My lament is the mid-level thrillers, you know, a movie like Prisoners, which is going to be harder and harder to make. The streamers are still making them, but you have to have a real high value proposition for people coming out of the pandemic to go to a theater. I was hearing anecdotally that the younger kids, because they’re not vaxxed yet, they’re struggling with kids’ movies still, because they’re less inclined to—
Peter Rabbit 2 didn’t do what anybody thought it would do in North America.
Yeah. Look, I do think it’s eventually going to take time. I feel like there’s going to be a percentage of the population who never comes back. And maybe I’m just being Debbie Downer. But eventually, it will normalize. It just might take another full year to rebound completely. God willing that this becomes something that we just go, “Remember that time, son, during the Covid?” Horror is just a vibrant thing, and the fans are rapacious. They love horror, and they show up and they tell their friends. And so I think it’s here to stay. Thank God.
Horror fans are intense. And I count myself among that group. They can be so, I’m gonna say protective, maybe a little judgmental sometimes, out of love of the genre—
They’re super passionate. I’ve had great experiences with them. They’re strangely more well-adjusted, I find, on the whole, than like the comedy crowd. Horror is a way to look at your own mortality, your own inevitable extinction, and laugh at it and get scared of it. And so I definitely consider it my tribe. And there’s always something new to be scared about.
I know everyone has their own personal comfort level, and it’s a personal thing. But have you had a chance to go back to theaters yet?
I have not, to be honest. I’ve been so busy with my various projects, and I literally just finished the mix on Escape Room last week.

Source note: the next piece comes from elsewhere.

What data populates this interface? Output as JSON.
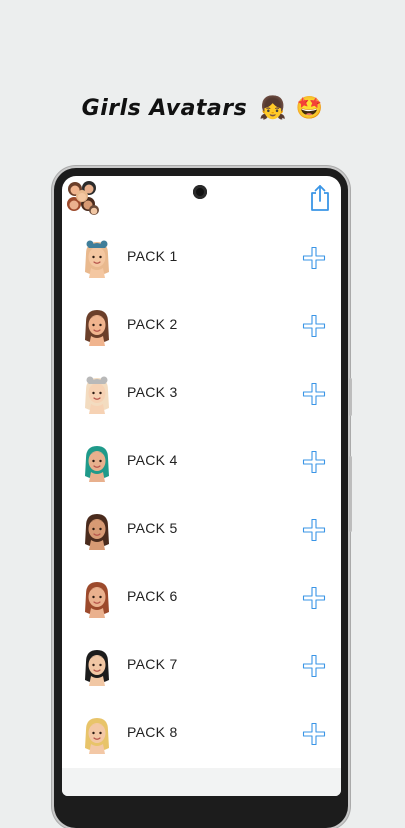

And now I’m working on a TV show. So I’ve been literally a hermit. I want to see A Quiet Place. I’d love to see Fast and the Furious. But I’ve just been too busy.
“I’m finishing making a movie” is a pretty good reason. Like, “No, I literally had to finish the movie for theaters, that’s going exclusively to theaters.”

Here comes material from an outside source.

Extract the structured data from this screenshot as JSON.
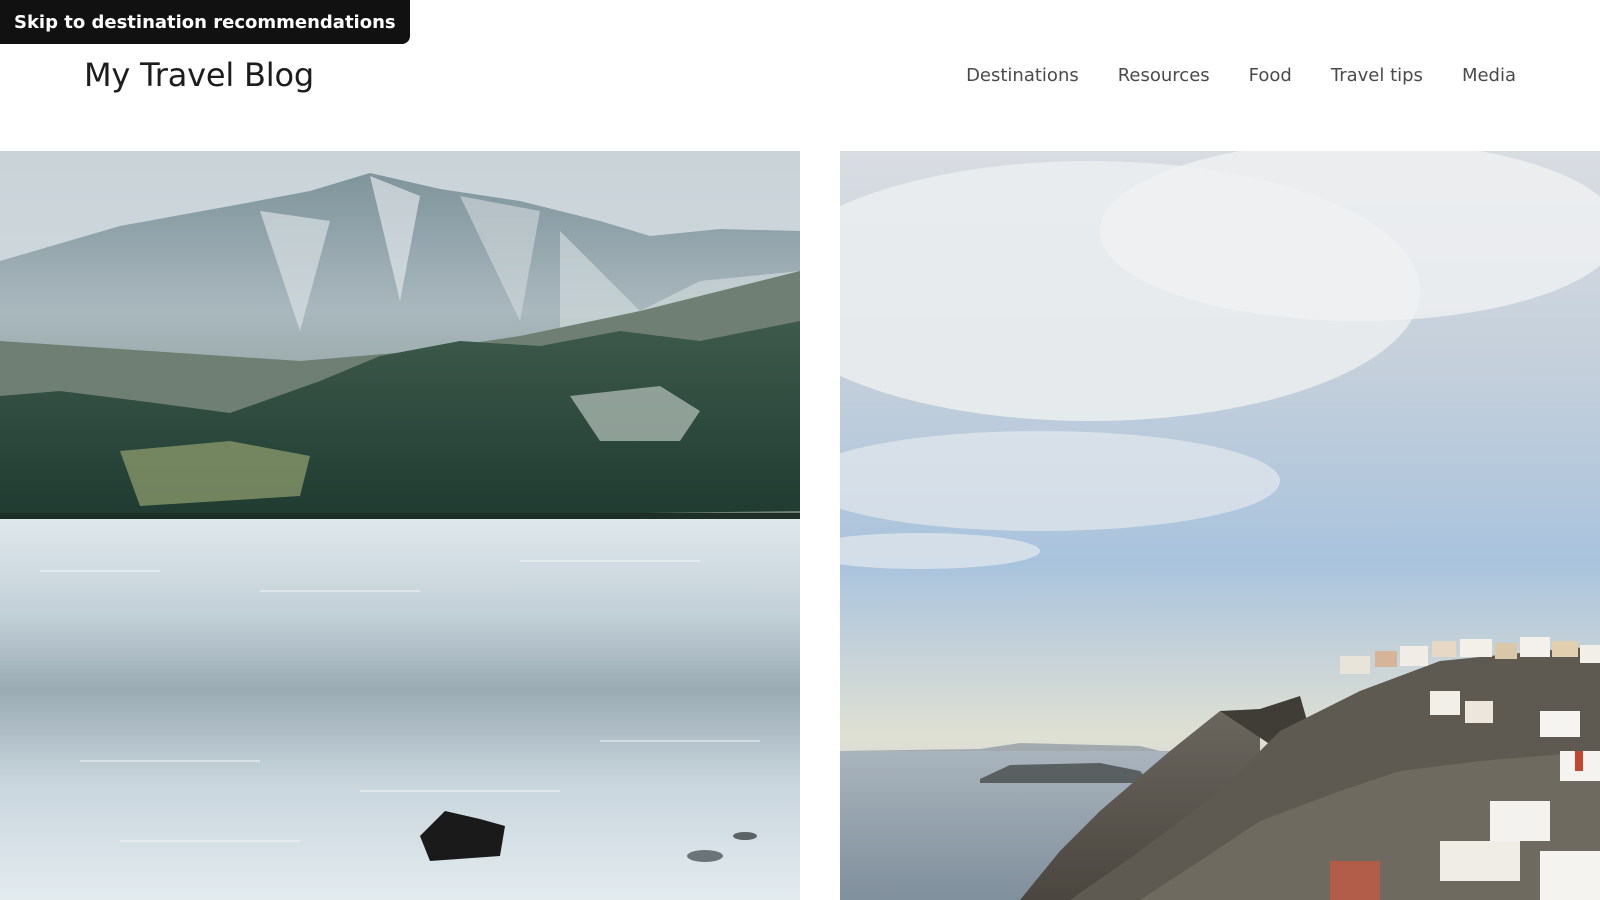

The sad thing is, once you start making the sausage as a filmmaker, it’s all work to me now. I started watching “Hacks”on HBO just to laugh and be mindless, but anything I do now I’m always analyzing it and thinking about it. So I find solace more in reading. But there’s so many things I need to watch. I’m just so behind.
My final question, it’s one that I always like to ask and I’m always just really curious about it. Do you remember the first movie you saw in a theater? Or is there like a formative theater-going experience that sticks out in your head?
It’s funny, the previous interviewer was asking about movies that scared me. I brought up E.T., because I saw E.T.—I was very young, I saw it in a theater. And I just remember bawling my eyes out in the parking lot, like sobbing, holding my dad’s leg, “Why did you guys bring me to this terribly sad movie?” The power of those early Spielberg movies—I was a kid in the ‘80s, and so I think, any one of those movies just completely–Poltergeist just blew my mind and was terrifying. I’m definitely nostalgic for that period. But there’s been so many. I remember seeing Jurassic Park. Or Titanic for the first time and just being transported. There’s so many moments like that. I saw Independence Day in a drive-in in the middle of New Hampshire in a convertible, and the whole way home, just a starfield above us feeling completely terrified, thinking, “We are so screwed.” So yeah, those are a few of the more memorable ones.